KEY POINTS

  • Skylar Mack was sentenced to four months in prison after ditching a tracking device and violating COVID-19 isolation to watch a jet-ski competition
  • Her family is now appealing to the public and President Trump to get her out
  • Commentators abroad and online were less sympathetic, viewing her actions as typical American entitlement

The family of an 18-year-old American college student is turning to President Trump for help after she earned a four-month prison sentence for breaking COVID-19 quarantine rules to attend her boyfriend’s jet-ski competition.

In late November, Skylar Mack, a pre-med student at Mercer University in Georgia, went to the Cayman Islands to see her boyfriend Vanjae Ramgeet compete. Despite all visitors needing to wait in isolation for 14 days, she arrived only two days before the event.

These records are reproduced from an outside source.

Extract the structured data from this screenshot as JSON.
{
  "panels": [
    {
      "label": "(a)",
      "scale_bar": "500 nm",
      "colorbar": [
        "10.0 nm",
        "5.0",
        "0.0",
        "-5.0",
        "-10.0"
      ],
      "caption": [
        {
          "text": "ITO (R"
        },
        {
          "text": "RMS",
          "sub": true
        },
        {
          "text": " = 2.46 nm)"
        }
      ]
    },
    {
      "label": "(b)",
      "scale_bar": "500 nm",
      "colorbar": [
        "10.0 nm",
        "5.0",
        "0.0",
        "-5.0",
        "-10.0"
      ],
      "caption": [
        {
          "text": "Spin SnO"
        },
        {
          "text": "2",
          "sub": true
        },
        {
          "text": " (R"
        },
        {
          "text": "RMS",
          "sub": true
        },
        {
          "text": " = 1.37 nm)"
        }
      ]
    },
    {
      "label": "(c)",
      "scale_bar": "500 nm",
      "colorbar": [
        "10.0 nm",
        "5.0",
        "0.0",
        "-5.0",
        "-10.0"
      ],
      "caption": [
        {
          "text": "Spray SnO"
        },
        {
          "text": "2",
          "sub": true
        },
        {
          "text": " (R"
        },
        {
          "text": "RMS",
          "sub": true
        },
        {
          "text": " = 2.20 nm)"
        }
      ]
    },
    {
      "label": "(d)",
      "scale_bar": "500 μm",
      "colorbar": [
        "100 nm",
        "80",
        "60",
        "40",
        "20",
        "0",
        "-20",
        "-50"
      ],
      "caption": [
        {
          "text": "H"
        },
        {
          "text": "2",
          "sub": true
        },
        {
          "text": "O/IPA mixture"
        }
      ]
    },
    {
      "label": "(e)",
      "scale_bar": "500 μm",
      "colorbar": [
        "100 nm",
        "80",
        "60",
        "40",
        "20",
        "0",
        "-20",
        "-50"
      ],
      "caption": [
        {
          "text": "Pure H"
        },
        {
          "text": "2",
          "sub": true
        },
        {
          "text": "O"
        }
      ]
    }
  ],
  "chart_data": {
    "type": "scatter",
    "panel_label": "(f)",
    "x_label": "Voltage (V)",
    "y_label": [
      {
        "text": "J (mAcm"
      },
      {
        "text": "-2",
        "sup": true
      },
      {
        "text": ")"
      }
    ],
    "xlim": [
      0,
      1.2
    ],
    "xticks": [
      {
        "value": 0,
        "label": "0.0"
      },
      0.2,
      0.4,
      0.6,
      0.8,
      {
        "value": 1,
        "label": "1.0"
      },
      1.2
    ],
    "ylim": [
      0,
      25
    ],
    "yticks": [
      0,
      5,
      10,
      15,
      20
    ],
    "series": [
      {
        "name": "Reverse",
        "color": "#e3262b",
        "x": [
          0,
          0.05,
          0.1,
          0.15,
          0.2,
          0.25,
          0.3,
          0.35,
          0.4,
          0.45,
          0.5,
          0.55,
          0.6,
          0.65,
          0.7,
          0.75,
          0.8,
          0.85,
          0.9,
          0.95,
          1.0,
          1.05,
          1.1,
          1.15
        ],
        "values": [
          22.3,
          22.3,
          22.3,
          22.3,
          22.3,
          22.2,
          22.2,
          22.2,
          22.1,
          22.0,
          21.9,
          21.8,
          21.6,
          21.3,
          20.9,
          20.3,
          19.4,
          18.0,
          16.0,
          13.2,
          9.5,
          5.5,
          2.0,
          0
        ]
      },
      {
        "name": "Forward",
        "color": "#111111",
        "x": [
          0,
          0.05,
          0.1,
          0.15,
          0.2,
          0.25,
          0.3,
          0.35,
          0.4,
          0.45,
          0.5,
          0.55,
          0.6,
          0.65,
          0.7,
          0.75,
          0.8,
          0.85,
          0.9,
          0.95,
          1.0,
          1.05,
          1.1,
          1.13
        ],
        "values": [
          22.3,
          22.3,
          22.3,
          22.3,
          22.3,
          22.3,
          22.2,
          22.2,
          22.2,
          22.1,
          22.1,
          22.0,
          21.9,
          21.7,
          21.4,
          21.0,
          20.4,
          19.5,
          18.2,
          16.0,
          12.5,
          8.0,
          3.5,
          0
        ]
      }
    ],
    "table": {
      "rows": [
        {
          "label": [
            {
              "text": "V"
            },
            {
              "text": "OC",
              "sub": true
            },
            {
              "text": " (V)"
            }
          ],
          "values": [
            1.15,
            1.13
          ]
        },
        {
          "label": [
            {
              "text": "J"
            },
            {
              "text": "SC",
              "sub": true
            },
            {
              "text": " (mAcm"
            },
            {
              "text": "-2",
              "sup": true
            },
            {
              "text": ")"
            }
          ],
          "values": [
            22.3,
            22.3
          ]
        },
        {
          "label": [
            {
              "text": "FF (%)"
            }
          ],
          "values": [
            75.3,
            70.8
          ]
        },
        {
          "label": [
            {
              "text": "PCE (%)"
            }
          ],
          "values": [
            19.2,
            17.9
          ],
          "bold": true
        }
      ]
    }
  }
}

On the day of the competition, she slipped out of her tracking device and went to join the crowds. Ramgeet took first place, but organizers were alerted to her presence and both of them were arrested.

“This was as flagrant a breach as could be imagined,” Justice Roger Chapple said. “It was born of selfishness and arrogance.”

Mack and Ramgeet were sentenced to 40 hours of community services and fined $3,100 after pleading guilty to breaking quarantine rules. The sentence was increased to four months in prison after prosecutors appealed the decision.

Her family, however, says the sentence is too harsh and is appealing to whoever they can to get her freed. A hearing before a panel of judges has been set for Tuesday.

Mack’s grandmother Jeanne Mack went on NBC's "Today" show Monday to plead her case to the public and more specifically to the president.

“She cries, she wants to come home,” she said. “She knows she made a mistake. She owns up to that, but she’s pretty hysterical right now.”

Skylar Mack’s family has appealed to Trump directly. Last week they received a reply to a letter that the case had been forwarded to “the appropriate federal agency.”

Commentators online were generally unsympathetic to Mack’s efforts to avoid the consequences of her fun in the sun, viewing it as an extension of American entitlement.